La caja llega pequeñita y la báscula pesa menos de lo que esperas. Primeras impresiones: parece de juguete. Pero la pones en el suelo, la conectas a la app RENPHO (gratuita, sin suscripción oculta, eso hay que decirlo), y el primer pesaje ya te da 13 métricas en pantalla. Grasa corporal, masa muscular, agua, masa ósea... Fíjate que hasta mide la grasa visceral, que es la que realmente importa si estás siguiendo algún objetivo de salud.

La app es bastante clara. No es bonita bonita, pero funciona. Puedes tener varios usuarios, lo cual en casa con pareja o familia es un punto real, no de marketing.

Lo bueno, lo justo y la reserva honesta

Para mí, el valor está en el seguimiento en el tiempo.
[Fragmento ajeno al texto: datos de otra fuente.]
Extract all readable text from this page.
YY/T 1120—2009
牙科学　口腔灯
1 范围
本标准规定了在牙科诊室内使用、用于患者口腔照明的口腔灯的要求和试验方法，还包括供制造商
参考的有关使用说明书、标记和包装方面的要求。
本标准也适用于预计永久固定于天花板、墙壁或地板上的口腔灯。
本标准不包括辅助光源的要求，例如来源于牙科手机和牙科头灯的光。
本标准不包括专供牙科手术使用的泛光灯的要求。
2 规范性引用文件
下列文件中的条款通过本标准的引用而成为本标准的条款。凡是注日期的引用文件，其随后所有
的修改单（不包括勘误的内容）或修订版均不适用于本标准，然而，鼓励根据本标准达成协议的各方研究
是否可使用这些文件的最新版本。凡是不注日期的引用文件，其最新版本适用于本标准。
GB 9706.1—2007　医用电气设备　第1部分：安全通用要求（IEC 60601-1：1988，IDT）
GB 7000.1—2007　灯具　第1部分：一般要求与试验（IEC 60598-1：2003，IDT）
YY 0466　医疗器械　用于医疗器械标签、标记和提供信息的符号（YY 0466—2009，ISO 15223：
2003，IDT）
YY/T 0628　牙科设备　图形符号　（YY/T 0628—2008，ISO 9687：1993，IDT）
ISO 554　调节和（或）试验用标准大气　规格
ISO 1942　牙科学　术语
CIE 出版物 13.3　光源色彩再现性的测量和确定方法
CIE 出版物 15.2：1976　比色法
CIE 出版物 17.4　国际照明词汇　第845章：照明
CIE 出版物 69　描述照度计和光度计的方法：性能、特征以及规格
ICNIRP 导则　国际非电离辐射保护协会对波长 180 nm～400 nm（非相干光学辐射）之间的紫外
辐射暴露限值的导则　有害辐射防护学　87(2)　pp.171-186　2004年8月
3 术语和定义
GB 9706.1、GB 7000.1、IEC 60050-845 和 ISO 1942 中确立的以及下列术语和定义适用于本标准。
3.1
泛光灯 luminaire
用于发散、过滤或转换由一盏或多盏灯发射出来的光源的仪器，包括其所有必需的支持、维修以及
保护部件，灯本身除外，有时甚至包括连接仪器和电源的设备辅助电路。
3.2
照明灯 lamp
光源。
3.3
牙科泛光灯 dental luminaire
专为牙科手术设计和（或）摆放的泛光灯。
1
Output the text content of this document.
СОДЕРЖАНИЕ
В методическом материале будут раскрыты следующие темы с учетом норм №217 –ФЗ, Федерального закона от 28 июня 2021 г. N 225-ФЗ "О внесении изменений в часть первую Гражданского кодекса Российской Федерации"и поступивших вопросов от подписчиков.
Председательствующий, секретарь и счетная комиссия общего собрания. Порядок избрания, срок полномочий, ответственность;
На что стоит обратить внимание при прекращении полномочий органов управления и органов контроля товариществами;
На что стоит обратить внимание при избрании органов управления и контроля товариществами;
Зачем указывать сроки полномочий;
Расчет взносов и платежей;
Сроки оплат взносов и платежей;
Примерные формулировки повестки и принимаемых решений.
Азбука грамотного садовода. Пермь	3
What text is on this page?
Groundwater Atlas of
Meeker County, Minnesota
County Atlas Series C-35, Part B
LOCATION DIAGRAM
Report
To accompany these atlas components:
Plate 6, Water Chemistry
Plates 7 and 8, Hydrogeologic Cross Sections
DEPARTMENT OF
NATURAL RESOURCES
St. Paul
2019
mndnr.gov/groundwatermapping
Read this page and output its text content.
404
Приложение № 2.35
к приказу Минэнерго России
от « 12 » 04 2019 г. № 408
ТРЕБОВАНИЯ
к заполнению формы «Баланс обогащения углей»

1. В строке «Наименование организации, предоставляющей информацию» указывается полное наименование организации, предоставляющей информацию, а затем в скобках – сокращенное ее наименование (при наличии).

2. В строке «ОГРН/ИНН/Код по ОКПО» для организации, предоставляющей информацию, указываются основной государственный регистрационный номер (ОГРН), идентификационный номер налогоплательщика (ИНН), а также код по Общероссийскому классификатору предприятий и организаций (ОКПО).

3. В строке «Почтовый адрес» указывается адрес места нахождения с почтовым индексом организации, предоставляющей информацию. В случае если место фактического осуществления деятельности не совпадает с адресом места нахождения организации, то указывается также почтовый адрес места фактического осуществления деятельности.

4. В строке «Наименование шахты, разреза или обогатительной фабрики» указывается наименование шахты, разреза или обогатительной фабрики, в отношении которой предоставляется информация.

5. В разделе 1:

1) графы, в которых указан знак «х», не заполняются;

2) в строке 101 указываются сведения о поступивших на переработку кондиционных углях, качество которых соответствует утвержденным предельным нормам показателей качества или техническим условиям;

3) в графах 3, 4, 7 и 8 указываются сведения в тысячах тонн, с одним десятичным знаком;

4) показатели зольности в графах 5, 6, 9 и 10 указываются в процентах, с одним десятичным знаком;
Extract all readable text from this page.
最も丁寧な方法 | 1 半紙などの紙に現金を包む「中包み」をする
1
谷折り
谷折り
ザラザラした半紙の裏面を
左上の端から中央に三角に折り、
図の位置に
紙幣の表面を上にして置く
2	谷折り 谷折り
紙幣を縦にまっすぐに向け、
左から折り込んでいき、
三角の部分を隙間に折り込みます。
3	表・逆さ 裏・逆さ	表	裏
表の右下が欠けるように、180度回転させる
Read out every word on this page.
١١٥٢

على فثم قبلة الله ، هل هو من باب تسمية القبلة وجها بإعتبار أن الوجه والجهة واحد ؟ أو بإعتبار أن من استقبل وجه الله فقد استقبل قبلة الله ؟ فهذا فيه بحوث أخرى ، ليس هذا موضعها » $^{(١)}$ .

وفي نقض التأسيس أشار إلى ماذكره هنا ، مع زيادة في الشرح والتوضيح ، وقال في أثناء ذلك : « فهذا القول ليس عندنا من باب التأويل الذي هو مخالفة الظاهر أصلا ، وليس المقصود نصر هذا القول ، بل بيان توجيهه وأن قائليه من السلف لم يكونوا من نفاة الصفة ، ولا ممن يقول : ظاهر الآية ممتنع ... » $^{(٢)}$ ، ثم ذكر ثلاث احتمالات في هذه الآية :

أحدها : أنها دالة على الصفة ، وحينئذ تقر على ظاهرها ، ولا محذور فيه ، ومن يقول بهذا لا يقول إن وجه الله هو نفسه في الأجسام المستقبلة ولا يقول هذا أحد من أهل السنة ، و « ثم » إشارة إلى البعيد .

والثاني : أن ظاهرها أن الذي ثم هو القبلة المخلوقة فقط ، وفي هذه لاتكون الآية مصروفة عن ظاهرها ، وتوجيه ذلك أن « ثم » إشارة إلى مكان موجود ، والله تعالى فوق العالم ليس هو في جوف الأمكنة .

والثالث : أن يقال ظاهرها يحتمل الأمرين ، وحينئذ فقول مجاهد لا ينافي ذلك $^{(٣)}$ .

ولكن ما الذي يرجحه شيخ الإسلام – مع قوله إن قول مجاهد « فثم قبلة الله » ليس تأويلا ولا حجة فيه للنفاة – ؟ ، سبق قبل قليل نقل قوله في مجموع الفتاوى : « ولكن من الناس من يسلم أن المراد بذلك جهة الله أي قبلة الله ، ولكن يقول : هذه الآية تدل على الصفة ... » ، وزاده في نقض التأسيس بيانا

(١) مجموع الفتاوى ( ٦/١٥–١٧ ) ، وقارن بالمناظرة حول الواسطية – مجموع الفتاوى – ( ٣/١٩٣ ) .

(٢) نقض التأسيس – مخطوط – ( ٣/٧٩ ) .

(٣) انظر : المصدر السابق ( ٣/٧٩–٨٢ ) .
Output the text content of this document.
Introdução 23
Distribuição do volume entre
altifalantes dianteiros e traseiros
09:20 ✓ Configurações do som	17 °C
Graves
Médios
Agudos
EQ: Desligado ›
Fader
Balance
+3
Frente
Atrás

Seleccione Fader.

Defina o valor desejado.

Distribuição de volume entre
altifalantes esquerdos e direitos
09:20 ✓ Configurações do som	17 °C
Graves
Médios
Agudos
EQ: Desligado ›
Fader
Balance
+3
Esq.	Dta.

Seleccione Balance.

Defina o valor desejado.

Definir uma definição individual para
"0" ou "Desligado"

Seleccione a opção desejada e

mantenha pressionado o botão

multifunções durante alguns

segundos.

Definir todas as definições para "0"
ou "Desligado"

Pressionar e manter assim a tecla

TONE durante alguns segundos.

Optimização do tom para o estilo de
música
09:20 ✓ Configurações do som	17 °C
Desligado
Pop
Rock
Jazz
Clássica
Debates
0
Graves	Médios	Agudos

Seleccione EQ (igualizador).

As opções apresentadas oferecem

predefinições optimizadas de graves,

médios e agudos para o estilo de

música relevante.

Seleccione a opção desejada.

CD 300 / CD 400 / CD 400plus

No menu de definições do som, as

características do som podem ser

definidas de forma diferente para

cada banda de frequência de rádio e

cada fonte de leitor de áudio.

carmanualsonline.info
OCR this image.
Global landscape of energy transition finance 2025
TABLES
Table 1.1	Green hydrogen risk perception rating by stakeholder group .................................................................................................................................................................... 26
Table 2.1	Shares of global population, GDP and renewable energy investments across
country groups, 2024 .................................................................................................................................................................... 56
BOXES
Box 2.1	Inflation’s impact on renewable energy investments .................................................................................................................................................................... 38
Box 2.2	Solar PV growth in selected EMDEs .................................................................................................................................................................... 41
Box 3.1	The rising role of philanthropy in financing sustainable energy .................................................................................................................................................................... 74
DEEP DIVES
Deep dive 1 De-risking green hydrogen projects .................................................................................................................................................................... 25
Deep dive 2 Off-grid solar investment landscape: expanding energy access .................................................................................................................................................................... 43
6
Una sola medición de bioimpedancia no vale gran cosa, porque cambia según la hora, la hidratación, si acabas de comer. Pero si te pesas siempre en las mismas condiciones, la tendencia sí tiene sentido y te da información que una báscula normal jamás te daría.

La reserva: la precisión absoluta de las métricas no compite con aparatos médicos. Si buscas cifras clínicas exactas, esto no es tu herramienta. Pero si lo que quieres es ver si tu composición corporal mejora semana a semana mientras entrenas o cuidas la alimentación, perfectamente cumple.

A 21 euros es una compra muy razonable. No le pidas lo que no es y te va a dar bastante más de lo que esperas.